Review by Frank Plowright
Scott Westerfeld spends the opening quarter of Spill Zone setting an excellent tension. Addison is a photographer who lives not too far from the boundaries of what’s referred to as the Spill Zone. It’s an entire coastal city fenced-off, guarded and patrolled. Public access is prohibited, and considerable dangers exist within. Almost anyone within the city when the unknown incident occurred is still there, and the few children that escaped haven’t spoken a word since. Having learned this, we take a tour within in Addison’s company and discover a city of the possessed, of constant danger and where the accepted laws of science appear to apply no longer.

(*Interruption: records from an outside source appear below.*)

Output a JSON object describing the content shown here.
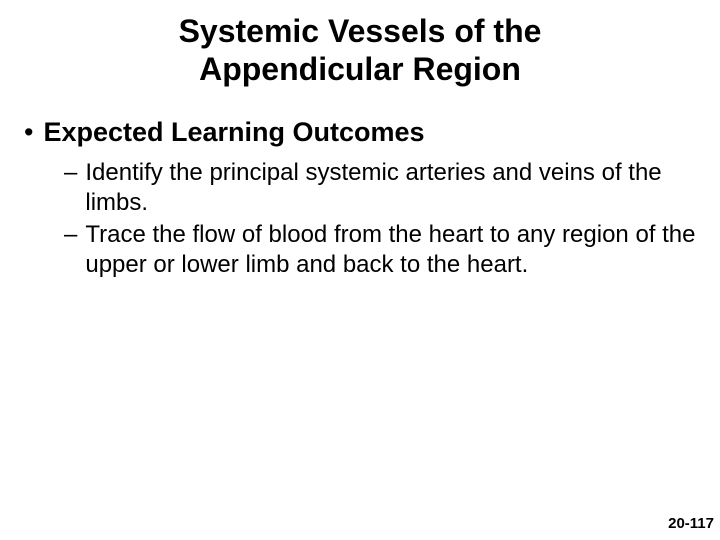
{
  "slide": {
    "title_line1": "Systemic Vessels of the",
    "title_line2": "Appendicular Region",
    "title_fontsize": 32,
    "title_color": "#000000",
    "heading_bullet": "•",
    "heading_text": "Expected Learning Outcomes",
    "heading_fontsize": 27,
    "heading_color": "#000000",
    "outcomes": [
      {
        "dash": "–",
        "text": "Identify the principal systemic arteries and veins of the limbs."
      },
      {
        "dash": "–",
        "text": "Trace the flow of blood from the heart to any region of the upper or lower limb and back to the heart."
      }
    ],
    "outcome_fontsize": 24,
    "outcome_color": "#000000",
    "page_number": "20-117",
    "page_number_fontsize": 15,
    "background_color": "#ffffff"
  }
}
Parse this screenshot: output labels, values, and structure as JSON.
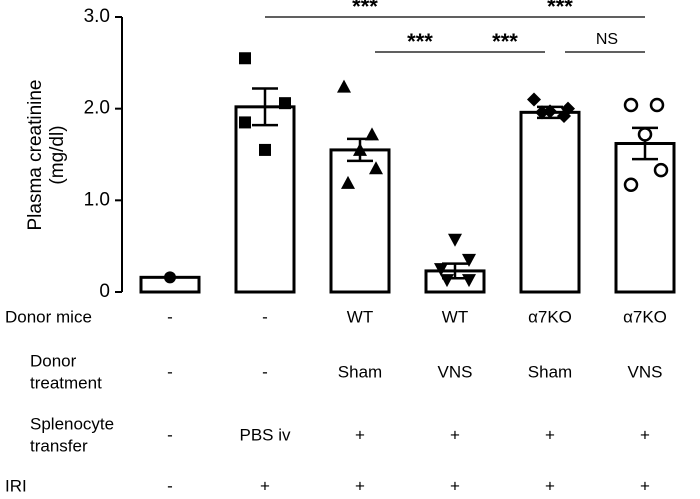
{
  "chart_data": {
    "type": "bar",
    "y_label": [
      "Plasma creatinine",
      "(mg/dl)"
    ],
    "ylim": [
      0,
      3
    ],
    "yticks": [
      0,
      {
        "value": 1,
        "label": "1.0"
      },
      {
        "value": 2,
        "label": "2.0"
      },
      {
        "value": 3,
        "label": "3.0"
      }
    ],
    "values": [
      0.16,
      2.02,
      1.55,
      0.23,
      1.96,
      1.62
    ],
    "errors": [
      null,
      0.2,
      0.12,
      0.08,
      0.06,
      0.17
    ],
    "points": [
      [
        0.16
      ],
      [
        2.55,
        2.06,
        1.85,
        1.55
      ],
      [
        2.24,
        1.72,
        1.55,
        1.35,
        1.19
      ],
      [
        0.57,
        0.35,
        0.25,
        0.13,
        0.13
      ],
      [
        2.1,
        2.0,
        1.97,
        1.92,
        1.96
      ],
      [
        2.04,
        2.04,
        1.72,
        1.33,
        1.17
      ]
    ],
    "markers": [
      "circle",
      "square",
      "triangle",
      "triangle-down",
      "diamond",
      "circle-open"
    ],
    "color": "#000000",
    "annotations": [
      "***",
      "***",
      "***",
      "***",
      "NS"
    ],
    "table": [
      {
        "label": [
          "Donor mice"
        ],
        "cells": [
          "-",
          "-",
          "WT",
          "WT",
          "α7KO",
          "α7KO"
        ]
      },
      {
        "label": [
          "Donor",
          "treatment"
        ],
        "cells": [
          "-",
          "-",
          "Sham",
          "VNS",
          "Sham",
          "VNS"
        ]
      },
      {
        "label": [
          "Splenocyte",
          "transfer"
        ],
        "cells": [
          "-",
          "PBS iv",
          "+",
          "+",
          "+",
          "+"
        ]
      },
      {
        "label": [
          "IRI"
        ],
        "cells": [
          "-",
          "+",
          "+",
          "+",
          "+",
          "+"
        ]
      }
    ]
  }
}
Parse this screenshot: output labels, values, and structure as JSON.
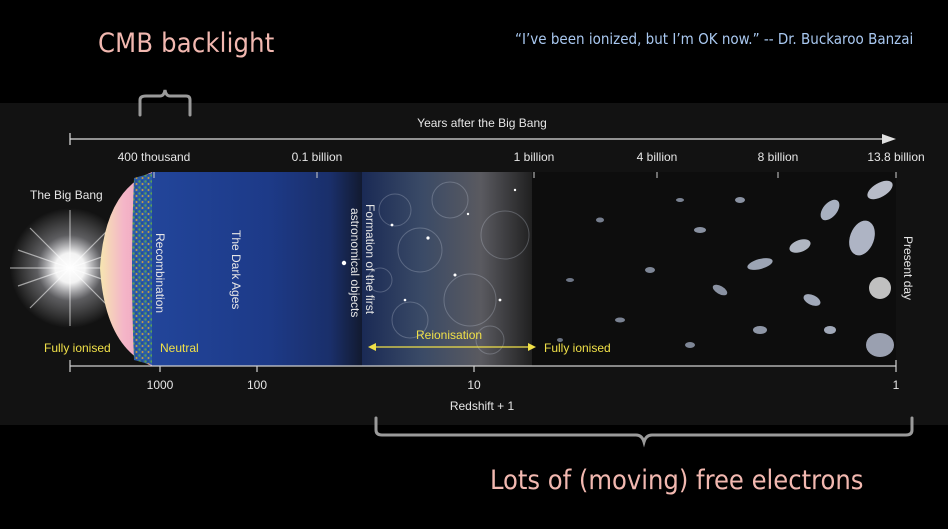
{
  "header": {
    "cmb_title": "CMB backlight",
    "quote": "“I’ve been ionized, but I’m OK now.” -- Dr. Buckaroo Banzai"
  },
  "footer": {
    "free_electrons": "Lots of (moving) free electrons"
  },
  "timeline": {
    "top_axis_title": "Years after the Big Bang",
    "top_ticks": [
      "400 thousand",
      "0.1 billion",
      "1 billion",
      "4 billion",
      "8 billion",
      "13.8 billion"
    ],
    "bottom_axis_title": "Redshift + 1",
    "bottom_ticks": [
      "1000",
      "100",
      "10",
      "1"
    ],
    "big_bang": "The Big Bang",
    "recombination": "Recombination",
    "dark_ages": "The Dark Ages",
    "formation_line1": "Formation of the first",
    "formation_line2": "astronomical objects",
    "present_day": "Present day",
    "fully_ionised_left": "Fully ionised",
    "neutral": "Neutral",
    "reionisation": "Reionisation",
    "fully_ionised_right": "Fully ionised"
  },
  "colors": {
    "title_pink": "#f2b8b0",
    "quote_blue": "#a9c8f0",
    "annotation_yellow": "#f0e048",
    "dark_ages_blue": "#1f3c8c"
  }
}
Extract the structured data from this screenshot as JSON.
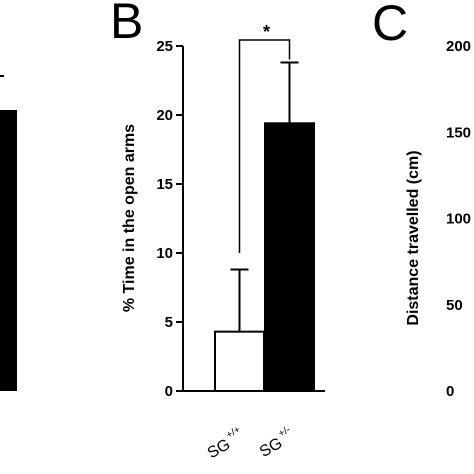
{
  "panels": {
    "a": {
      "bar_fill": "#000000"
    },
    "b": {
      "letter": "B"
    },
    "c": {
      "letter": "C",
      "ylabel": "Distance travelled (cm)",
      "tick_labels_visible": [
        "200",
        "150",
        "100",
        "50",
        "0"
      ]
    }
  },
  "chart_data": [
    {
      "panel": "B",
      "type": "bar",
      "title": "",
      "xlabel": "",
      "ylabel": "% Time in the open arms",
      "ylim": [
        0,
        25
      ],
      "yticks": [
        0,
        5,
        10,
        15,
        20,
        25
      ],
      "categories": [
        {
          "base": "SG",
          "sup": "+/+"
        },
        {
          "base": "SG",
          "sup": "+/-"
        }
      ],
      "values": [
        4.3,
        19.4
      ],
      "errors": [
        4.5,
        4.4
      ],
      "bar_colors": [
        "#ffffff",
        "#000000"
      ],
      "significance": {
        "label": "*",
        "between": [
          0,
          1
        ]
      },
      "grid": false,
      "legend": "none"
    }
  ]
}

Spill Zone is Alex Puvilland’s first solo comic work, but years of animation experience are apparent in the layouts and the sense of movement. The closest equivalent in the comics world would be Paul Pope, and his all-motion style, but the bold colour work is unique, vivid and memorable. It’s a brave decision for what’s in effect science-fiction based horror, yet one that instantly stamps an individuality accentuated by the use of colour outlines in preference to black. Puvilland’s also excellent at creating visual disorientation via both colour and random patterns of unknown creation moving across the spill zone. The colour is memorable, but Puvilland is equally adept at conveying the gloom and dangers of the forests.

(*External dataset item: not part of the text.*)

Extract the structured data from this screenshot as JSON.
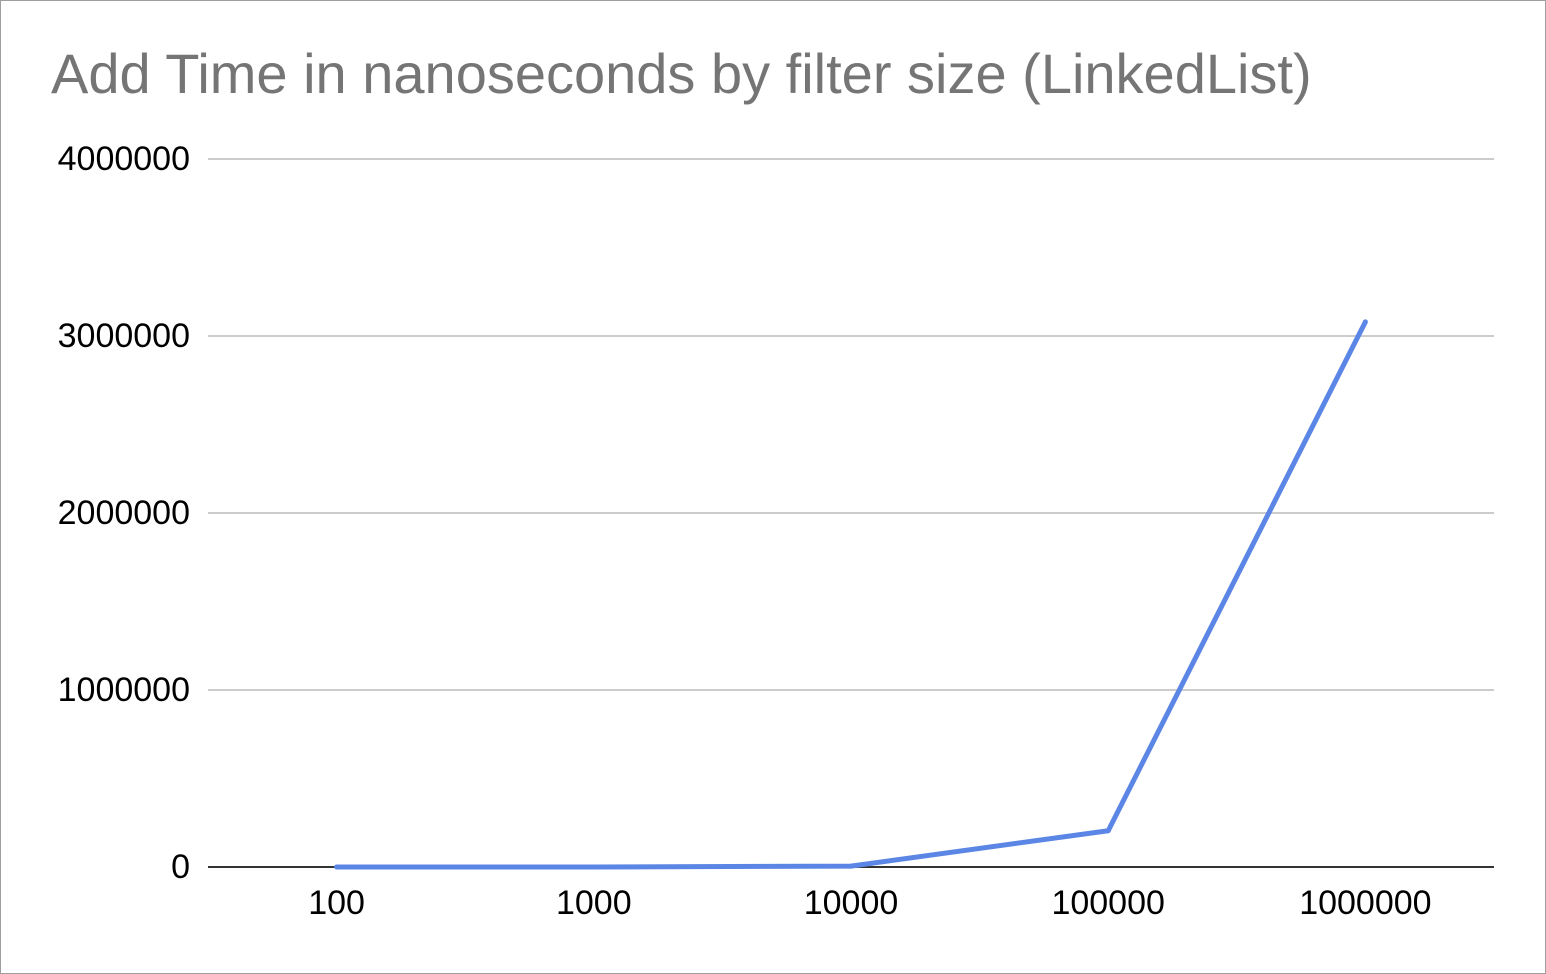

Imaginatively, Addison earns a living from bunking into the spill zone, taking photographs, and selling prints of what are unique scenes. At her mute sister’s behest she’s accompanied on her trips by rag doll Vespertine to protect her, but both are aware of matters about which Addison knows nothing, and this is chillingly conveyed by Westerfeld and Puvilland. Addison also becomes acquainted with, the chief buyer of her pictures, and she has a new proposition.
Westerfeld establishes Addison as spiky and self-protective from the opening pages, and the turning point is when she’s made an offer to retrieve something from the spill zone, something other parties are interested in. This will pay enough money to ensure her sister’s future well being, but involves confronting a fear she’s never previously faced up to.
Spill Zone is thrilling from start to finish, perpetuating an air of out of kilter weirdness from the opening pages, yet with an appealing human core for emotional attachment. This, though, is only the opening instalment, and it ends with a hook that surely can’t fail to have anyone counting the days until October 2018 when the conclusion is published. Alternatively there’s the option of following page by page serialisation at thespillzone.com.